Sono passati due mesi dall’entrata in vigore della legge regionale n. 6/2006 contro i phone center e quasi nessuno ne parla più. Eppure, il carattere strumentale, discriminatorio e irragionevole del provvedimento sta emergendo proprio ora in tutta la sua drammaticità.
Risulta persino impossibile tracciare un quadro preciso dell’applicazione della legge su scala regionale, poiché i singoli Comuni si muovono in maniera difforme e in una situazione normativa caotica.
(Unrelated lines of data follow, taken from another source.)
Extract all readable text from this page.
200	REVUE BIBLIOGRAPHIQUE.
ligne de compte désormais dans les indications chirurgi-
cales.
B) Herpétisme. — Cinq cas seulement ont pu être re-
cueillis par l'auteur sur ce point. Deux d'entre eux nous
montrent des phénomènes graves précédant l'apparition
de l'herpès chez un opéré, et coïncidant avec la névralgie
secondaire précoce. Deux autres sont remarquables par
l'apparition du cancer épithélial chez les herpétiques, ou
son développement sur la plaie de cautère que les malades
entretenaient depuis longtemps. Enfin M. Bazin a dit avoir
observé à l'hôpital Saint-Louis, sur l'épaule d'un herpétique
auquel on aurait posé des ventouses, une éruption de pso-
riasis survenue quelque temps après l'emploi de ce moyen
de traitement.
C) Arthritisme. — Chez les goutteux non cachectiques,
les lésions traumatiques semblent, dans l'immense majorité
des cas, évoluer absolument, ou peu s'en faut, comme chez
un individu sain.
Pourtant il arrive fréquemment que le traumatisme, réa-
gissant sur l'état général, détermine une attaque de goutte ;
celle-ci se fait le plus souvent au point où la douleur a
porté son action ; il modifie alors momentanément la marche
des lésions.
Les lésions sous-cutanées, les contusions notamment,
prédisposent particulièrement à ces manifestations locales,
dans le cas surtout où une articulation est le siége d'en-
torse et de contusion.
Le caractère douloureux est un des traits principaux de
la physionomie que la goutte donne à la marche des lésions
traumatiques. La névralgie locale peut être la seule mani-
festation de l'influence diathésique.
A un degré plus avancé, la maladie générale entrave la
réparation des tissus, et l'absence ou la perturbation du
E così ci sono Comuni, come ad esempio Bresso, San Giuliano Milanese e Pavia, che contestano la legittimità della legge, mentre altri che hanno preso la palla al balzo per delle vere e proprie spedizioni punitive.
Ma il caso più eloquente è senz’altro rappresentato dal Comune di Milano, che da solo ospita sul proprio territorio oltre 700 esercizi: di questi, risultano in regola con le nuove norme soltanto 10. Tutti gli altri sono dunque a rischio di blocco dell’attività e, infatti, sono state emesse circa 650 salatissime multe, mentre 150 provvedimenti di chiusura sono già pronti per la consegna, anche se in gran parte ancora fermi negli uffici a causa, supponiamo, di un elementare senso di prudenza, visto che è già stato presentato il primo ricorso alla sezione milanese del Tar.
Che la normativa regionale faccia acqua da tutte le parti, lo dimostrano peraltro le motivazioni dell’ordinanza del Tar della Lombardia, sezione di Brescia, trasmesse alla Corte Costituzionale pochi giorni fa, ordinanza che solleva la questione di legittimità costituzionale di tre articoli fondamentali della legge regionale. Vengono contestate la retroattività della normativa, la violazione dei principi di ragionevolezza, di parità di trattamento e di proporzionalità e persino l’invasione di ambiti di competenza non propri.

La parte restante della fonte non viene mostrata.